I built a full wave bridge rectifier. I attached it to a doorbell transformer and an oscilloscope to see what the resulting waveform looks like.

I built the bridge on a breadboard, from 1N4001 diodes I bought from a vendor on Amazon. I know you’re not supposed to specify 1N4001 diodes for new circuits, but beyond the 50V rating, I doubt anything else special about 1N4001 diodes is in play.

full bridge rectifier on a breadboard

The gray wires are AC input. The top wire is positive DC, and the bottom wire is negative DC.

full bridge rectifier output waveform

I connected the probe to the positive DC wire, and the probe’s ground clip to the negative DC wire.

I measured 29.8V peak with the oscilloscope.

doorbell transformer alternating current waveform

For reference, that’s the AC output of the doorbell transformer. The bridge’s output waveform looks exactly like the positive part of the AC waveform, and the negative part reflected across the X-axis. As it should.

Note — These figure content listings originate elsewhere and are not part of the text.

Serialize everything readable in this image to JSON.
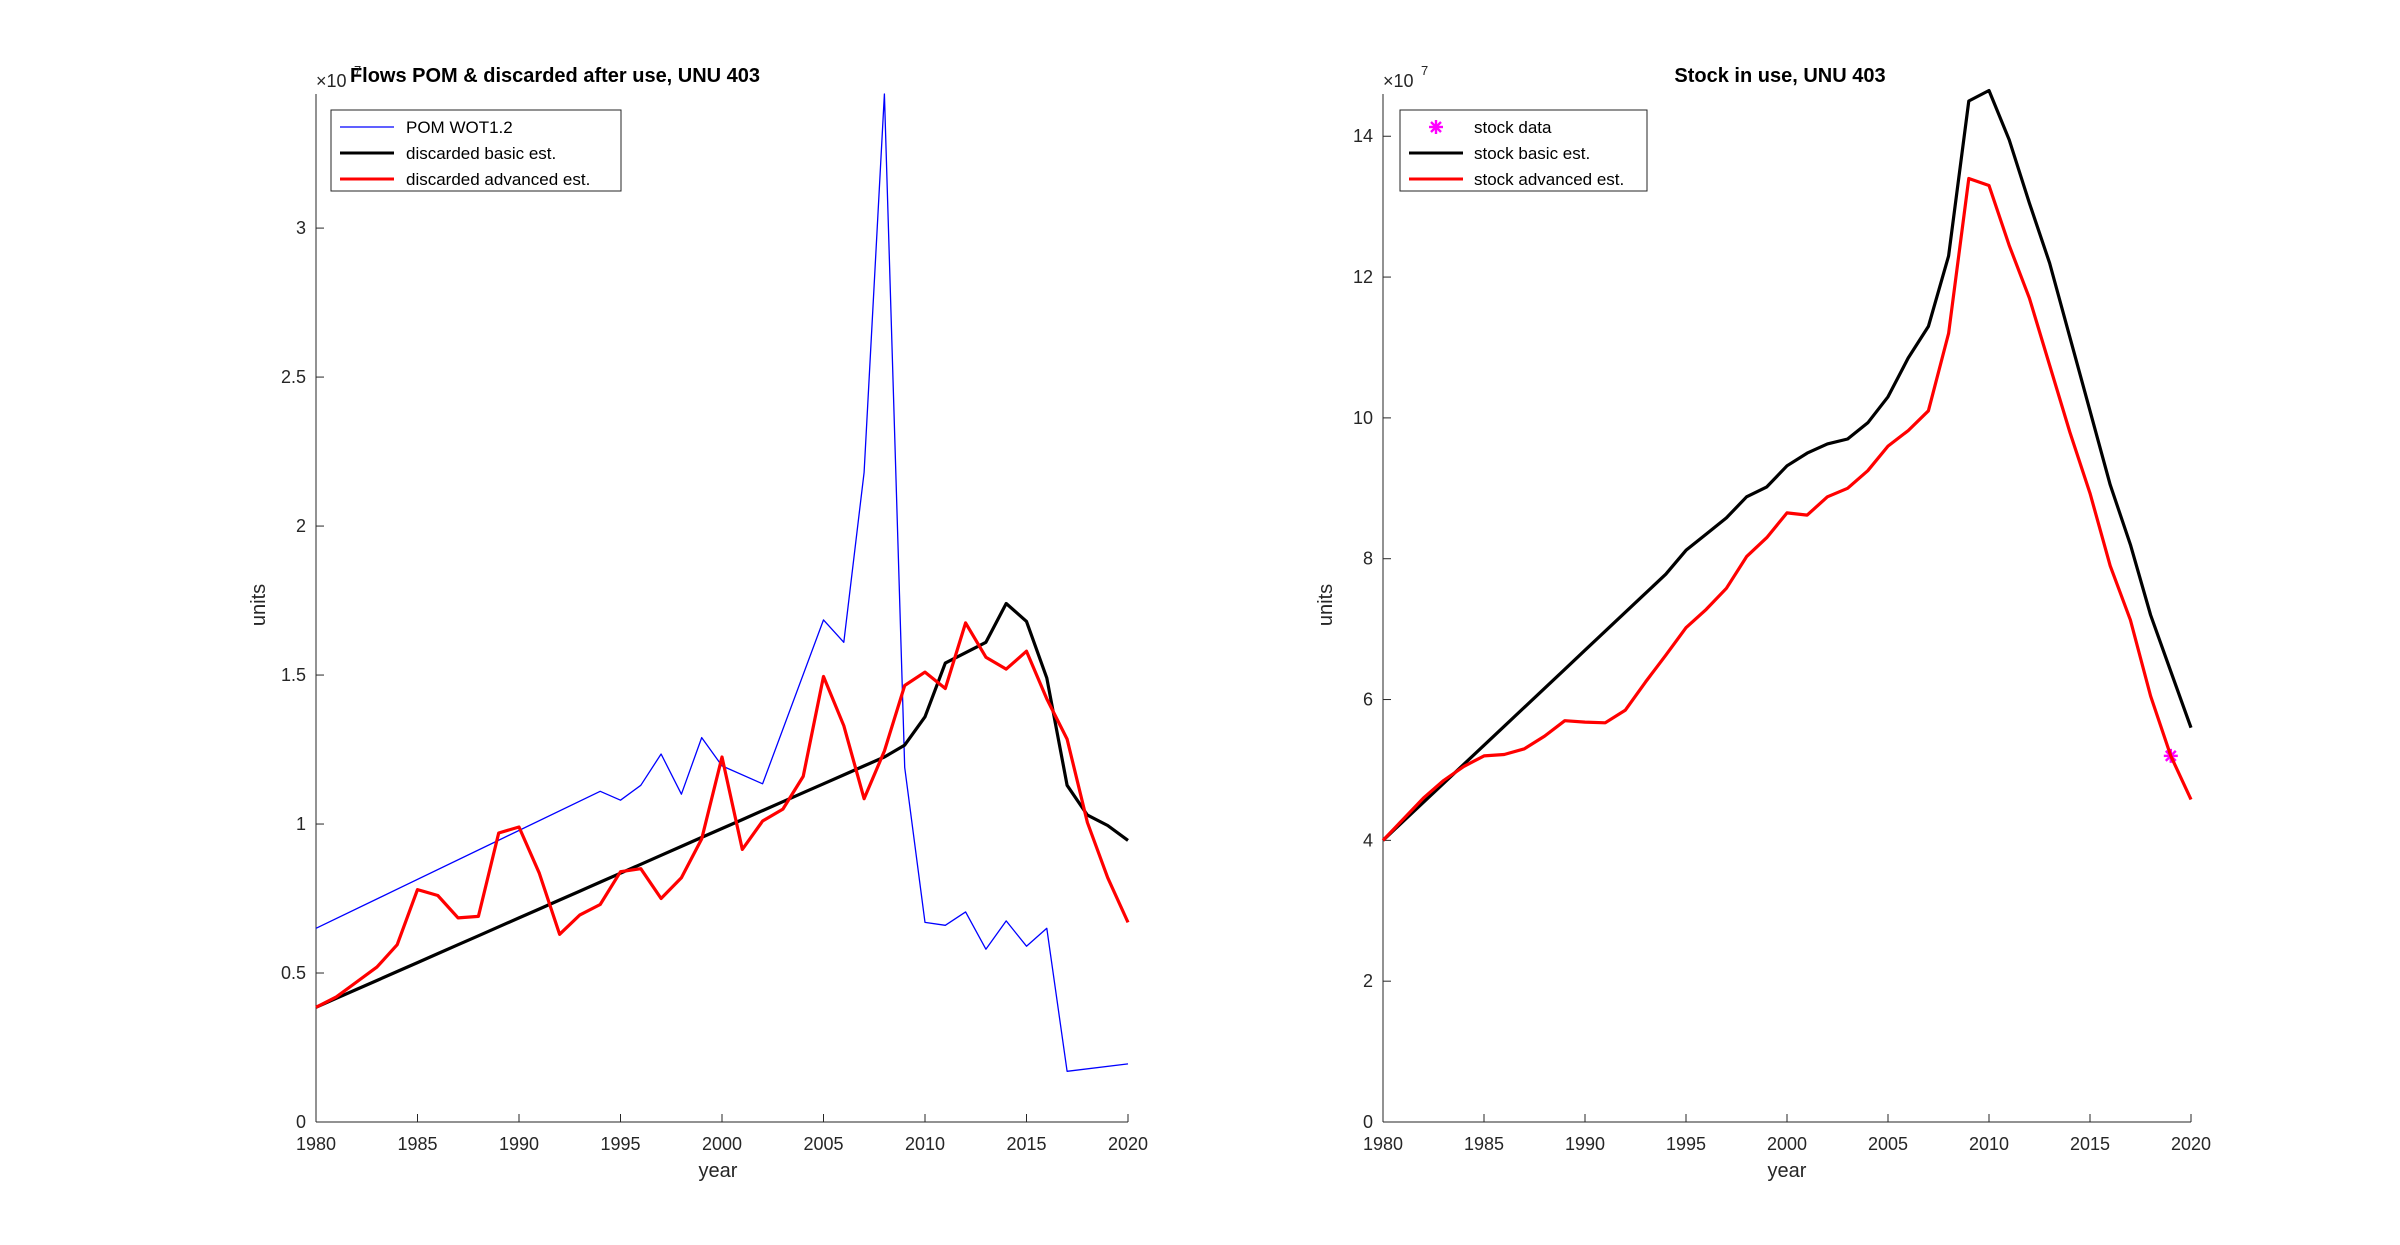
{
  "chart_data": [
    {
      "type": "line",
      "title": "Flows POM & discarded after use, UNU 403",
      "xlabel": "year",
      "ylabel": "units",
      "exponent_label": "×10",
      "exponent_power": "7",
      "xlim": [
        1980,
        2020
      ],
      "ylim": [
        0,
        34.5
      ],
      "xticks": [
        "1980",
        "1985",
        "1990",
        "1995",
        "2000",
        "2005",
        "2010",
        "2015",
        "2020"
      ],
      "yticks": [
        "0",
        "0.5",
        "1",
        "1.5",
        "2",
        "2.5",
        "3"
      ],
      "ytick_values": [
        0,
        5,
        10,
        15,
        20,
        25,
        30
      ],
      "grid": false,
      "legend_position": "top-left",
      "series": [
        {
          "name": "POM WOT1.2",
          "color": "#0000ff",
          "line_width": "thin",
          "x": [
            1980,
            1994,
            1995,
            1996,
            1997,
            1998,
            1999,
            2000,
            2002,
            2005,
            2006,
            2007,
            2008,
            2009,
            2010,
            2011,
            2012,
            2013,
            2014,
            2015,
            2016,
            2017,
            2020
          ],
          "values": [
            6.5,
            11.1,
            10.8,
            11.3,
            12.35,
            11.0,
            12.9,
            11.95,
            11.35,
            16.85,
            16.1,
            21.8,
            34.5,
            11.9,
            6.7,
            6.6,
            7.05,
            5.8,
            6.75,
            5.9,
            6.5,
            1.7,
            1.95
          ]
        },
        {
          "name": "discarded basic est.",
          "color": "#000000",
          "line_width": "thick",
          "x": [
            1980,
            1981,
            1982,
            1983,
            1984,
            1985,
            1986,
            1987,
            1988,
            1989,
            1990,
            1991,
            1992,
            1993,
            1994,
            1995,
            1996,
            1997,
            1998,
            1999,
            2000,
            2001,
            2002,
            2003,
            2004,
            2005,
            2006,
            2007,
            2008,
            2009,
            2010,
            2011,
            2012,
            2013,
            2014,
            2015,
            2016,
            2017,
            2018,
            2019,
            2020
          ],
          "values": [
            3.85,
            4.15,
            4.45,
            4.75,
            5.05,
            5.35,
            5.65,
            5.95,
            6.25,
            6.55,
            6.85,
            7.15,
            7.45,
            7.75,
            8.05,
            8.35,
            8.65,
            8.95,
            9.25,
            9.55,
            9.85,
            10.15,
            10.45,
            10.75,
            11.05,
            11.35,
            11.65,
            11.95,
            12.25,
            12.65,
            13.6,
            15.4,
            15.75,
            16.1,
            17.4,
            16.8,
            14.9,
            11.3,
            10.3,
            9.95,
            9.45
          ]
        },
        {
          "name": "discarded advanced est.",
          "color": "#ff0000",
          "line_width": "thick",
          "x": [
            1980,
            1981,
            1982,
            1983,
            1984,
            1985,
            1986,
            1987,
            1988,
            1989,
            1990,
            1991,
            1992,
            1993,
            1994,
            1995,
            1996,
            1997,
            1998,
            1999,
            2000,
            2001,
            2002,
            2003,
            2004,
            2005,
            2006,
            2007,
            2008,
            2009,
            2010,
            2011,
            2012,
            2013,
            2014,
            2015,
            2016,
            2017,
            2018,
            2019,
            2020
          ],
          "values": [
            3.85,
            4.2,
            4.7,
            5.2,
            5.95,
            7.8,
            7.6,
            6.85,
            6.9,
            9.7,
            9.9,
            8.35,
            6.3,
            6.95,
            7.3,
            8.4,
            8.5,
            7.5,
            8.2,
            9.5,
            12.25,
            9.15,
            10.1,
            10.5,
            11.6,
            14.95,
            13.3,
            10.85,
            12.45,
            14.65,
            15.1,
            14.55,
            16.75,
            15.6,
            15.2,
            15.8,
            14.2,
            12.85,
            10.05,
            8.2,
            6.7
          ]
        }
      ]
    },
    {
      "type": "line",
      "title": "Stock in use, UNU 403",
      "xlabel": "year",
      "ylabel": "units",
      "exponent_label": "×10",
      "exponent_power": "7",
      "xlim": [
        1980,
        2020
      ],
      "ylim": [
        0,
        14.6
      ],
      "xticks": [
        "1980",
        "1985",
        "1990",
        "1995",
        "2000",
        "2005",
        "2010",
        "2015",
        "2020"
      ],
      "yticks": [
        "0",
        "2",
        "4",
        "6",
        "8",
        "10",
        "12",
        "14"
      ],
      "ytick_values": [
        0,
        2,
        4,
        6,
        8,
        10,
        12,
        14
      ],
      "grid": false,
      "legend_position": "top-left",
      "series": [
        {
          "name": "stock data",
          "color": "#ff00ff",
          "marker": "asterisk",
          "x": [
            2019
          ],
          "values": [
            5.2
          ]
        },
        {
          "name": "stock basic est.",
          "color": "#000000",
          "line_width": "thick",
          "x": [
            1980,
            1981,
            1982,
            1983,
            1984,
            1985,
            1986,
            1987,
            1988,
            1989,
            1990,
            1991,
            1992,
            1993,
            1994,
            1995,
            1996,
            1997,
            1998,
            1999,
            2000,
            2001,
            2002,
            2003,
            2004,
            2005,
            2006,
            2007,
            2008,
            2009,
            2010,
            2011,
            2012,
            2013,
            2014,
            2015,
            2016,
            2017,
            2018,
            2019,
            2020
          ],
          "values": [
            4.0,
            4.27,
            4.54,
            4.81,
            5.08,
            5.35,
            5.62,
            5.89,
            6.16,
            6.43,
            6.7,
            6.97,
            7.24,
            7.51,
            7.78,
            8.12,
            8.35,
            8.58,
            8.88,
            9.02,
            9.32,
            9.5,
            9.63,
            9.7,
            9.93,
            10.3,
            10.85,
            11.3,
            12.3,
            14.5,
            14.65,
            13.95,
            13.05,
            12.2,
            11.15,
            10.1,
            9.05,
            8.2,
            7.2,
            6.4,
            5.6
          ]
        },
        {
          "name": "stock advanced est.",
          "color": "#ff0000",
          "line_width": "thick",
          "x": [
            1980,
            1981,
            1982,
            1983,
            1984,
            1985,
            1986,
            1987,
            1988,
            1989,
            1990,
            1991,
            1992,
            1993,
            1994,
            1995,
            1996,
            1997,
            1998,
            1999,
            2000,
            2001,
            2002,
            2003,
            2004,
            2005,
            2006,
            2007,
            2008,
            2009,
            2010,
            2011,
            2012,
            2013,
            2014,
            2015,
            2016,
            2017,
            2018,
            2019,
            2020
          ],
          "values": [
            4.0,
            4.3,
            4.6,
            4.85,
            5.05,
            5.2,
            5.22,
            5.3,
            5.48,
            5.7,
            5.68,
            5.67,
            5.85,
            6.25,
            6.63,
            7.02,
            7.28,
            7.58,
            8.03,
            8.3,
            8.65,
            8.62,
            8.88,
            9.0,
            9.25,
            9.6,
            9.82,
            10.1,
            11.2,
            13.4,
            13.3,
            12.45,
            11.7,
            10.75,
            9.8,
            8.93,
            7.9,
            7.13,
            6.05,
            5.2,
            4.58
          ]
        }
      ]
    }
  ]
}
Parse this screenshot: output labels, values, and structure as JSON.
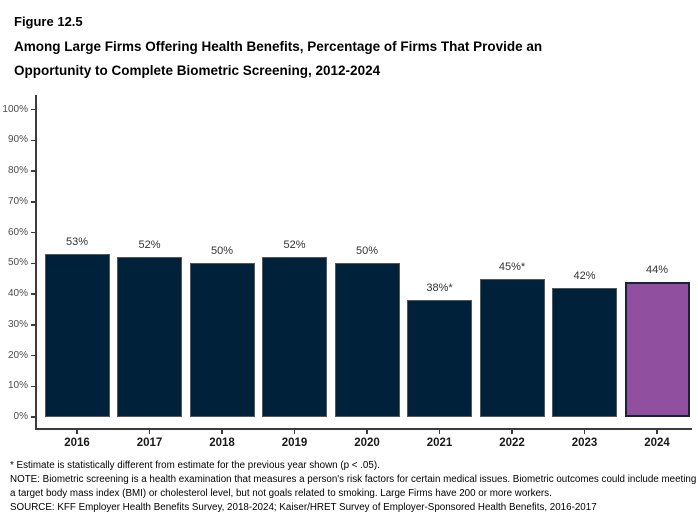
{
  "figure": {
    "label": "Figure 12.5",
    "title": "Among Large Firms Offering Health Benefits, Percentage of Firms That Provide an Opportunity to Complete Biometric Screening, 2012-2024"
  },
  "chart_data": {
    "type": "bar",
    "title": "Among Large Firms Offering Health Benefits, Percentage of Firms That Provide an Opportunity to Complete Biometric Screening, 2012-2024",
    "categories": [
      "2016",
      "2017",
      "2018",
      "2019",
      "2020",
      "2021",
      "2022",
      "2023",
      "2024"
    ],
    "values": [
      53,
      52,
      50,
      52,
      50,
      38,
      45,
      42,
      44
    ],
    "bar_labels": [
      "53%",
      "52%",
      "50%",
      "52%",
      "50%",
      "38%*",
      "45%*",
      "42%",
      "44%"
    ],
    "highlight_index": 8,
    "xlabel": "",
    "ylabel": "",
    "ylim": [
      0,
      100
    ],
    "ytick_labels": [
      "0%",
      "10%",
      "20%",
      "30%",
      "40%",
      "50%",
      "60%",
      "70%",
      "80%",
      "90%",
      "100%"
    ],
    "grid": false,
    "legend": false,
    "colors": {
      "bar": "#00213A",
      "bar_border": "#55575B",
      "highlight": "#91509F",
      "highlight_border": "#16243B",
      "axis": "#3C3C3C",
      "tick_label": "#4D4D4D",
      "value_label": "#333333"
    }
  },
  "footnotes": {
    "significance": "* Estimate is statistically different from estimate for the previous year shown (p < .05).",
    "note": "NOTE: Biometric screening is a health examination that measures a person's risk factors for certain medical issues. Biometric outcomes could include meeting a target body mass index (BMI) or cholesterol level, but not goals related to smoking. Large Firms have 200 or more workers.",
    "source": "SOURCE: KFF Employer Health Benefits Survey, 2018-2024; Kaiser/HRET Survey of Employer-Sponsored Health Benefits, 2016-2017"
  }
}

I measured 60.8V peak-to-trough, or 30.4V positive peak. That’s 0.6V more than the DC peak voltage. I see that a “typical diode forward voltage drop” is 0.6V - 0.7V, so I’ll say the lower DC output peak is due to that.

I have a Commercial Electric digital multimeter. It read 22.15VAC doorbell transformer output. It gave 9.46VAC and 19.47VDC at the full bridge rectifier’s DC output, I’m not sure this means anything other than that multimeter doesn’t deal with DC with a huge ripple.